Another approach, is a "Decorate & Process" approach. What is "Decorate & Process"? To Decorate is to take the text you have and decorate it with another separator to make field-splitting easier -- like in your case your fields can contain included whitespace along with the ':' separator between the field-names and values. With your inconsistent whitespace around ':' -- that makes it a nightmare to process ... simply.
So instead of worrying about what the separator is, think about "What should the fields be?" and then add a new separator (Decorate) between the fields and then Process with awk.

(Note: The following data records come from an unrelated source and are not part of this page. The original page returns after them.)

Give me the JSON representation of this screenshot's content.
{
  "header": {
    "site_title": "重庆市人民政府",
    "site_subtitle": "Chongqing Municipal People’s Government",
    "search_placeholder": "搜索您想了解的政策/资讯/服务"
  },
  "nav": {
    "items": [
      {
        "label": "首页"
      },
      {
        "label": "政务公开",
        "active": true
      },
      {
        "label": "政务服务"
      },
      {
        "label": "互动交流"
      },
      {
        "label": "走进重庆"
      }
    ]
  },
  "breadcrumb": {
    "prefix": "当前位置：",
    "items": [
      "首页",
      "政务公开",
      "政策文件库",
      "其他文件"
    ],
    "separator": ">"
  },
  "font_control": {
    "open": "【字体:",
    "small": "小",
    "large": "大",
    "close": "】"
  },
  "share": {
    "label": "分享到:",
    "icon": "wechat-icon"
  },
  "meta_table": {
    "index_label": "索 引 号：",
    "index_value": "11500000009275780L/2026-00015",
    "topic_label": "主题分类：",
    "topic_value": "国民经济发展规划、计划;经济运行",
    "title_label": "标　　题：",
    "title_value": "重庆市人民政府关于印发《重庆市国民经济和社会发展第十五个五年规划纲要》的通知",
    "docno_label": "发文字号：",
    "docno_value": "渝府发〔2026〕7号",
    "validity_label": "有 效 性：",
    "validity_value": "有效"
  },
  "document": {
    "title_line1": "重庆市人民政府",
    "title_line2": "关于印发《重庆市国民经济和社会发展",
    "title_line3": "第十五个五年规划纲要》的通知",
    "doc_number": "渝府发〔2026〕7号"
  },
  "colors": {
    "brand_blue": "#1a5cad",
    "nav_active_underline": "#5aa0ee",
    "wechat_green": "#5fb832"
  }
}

Here sed is used to Decorate your input with '|' as separators (a second call eliminates the '|' after the last field) and then a simpler awk process is used to split() the fields on ':' to obtain the field-name and field-value where the field-value is simply printed and the field-names are stored in an array. When a duplicate field-name is found -- it is uses as seen variable to designate the change between records, e.g.
sed -E 's/([^:]+:[[:blank:]]*[^[:blank:]]+)[[:blank:]]*/\1|/g' file |
sed 's/|$//' |
awk '
BEGIN { FS = "|" }
{
for (i=1; i<=NF; i++) {
if (split ($i, parts, /[[:blank:]]*:[[:blank:]]*/)) {
if (! n || parts[1] in fldnames) {
printf "%s %s", n ? "\n" : "", parts[2]
delete fldnames
n = 1
}
else
printf " | %s", parts[2]
fldnames[parts[1]]++
}
}
}
END { print "" }
'
Example Output
With your input in file you would have:
1 | Apple | Red | S | 10 | brown
2 | Banana | Yellow | NS
You will also see a "Decorate-Sort-Undecorate" used to sort data on a new non-existent columns of values by "Decorating" your data with a new last field, sorting on that field, and then "Undecorating" to remove the additional field when sorting is done. This allow sorting by data that may be the sum (or combination) of any two columns, etc...
awkis the proper tool, though you can use a combination of others that won't be as efficient, but for a few thousand inputs or less, it won't much matter. For larger data sets (hundreds of thousands of records+)awkwill be orders of magnitude faster than other solutions.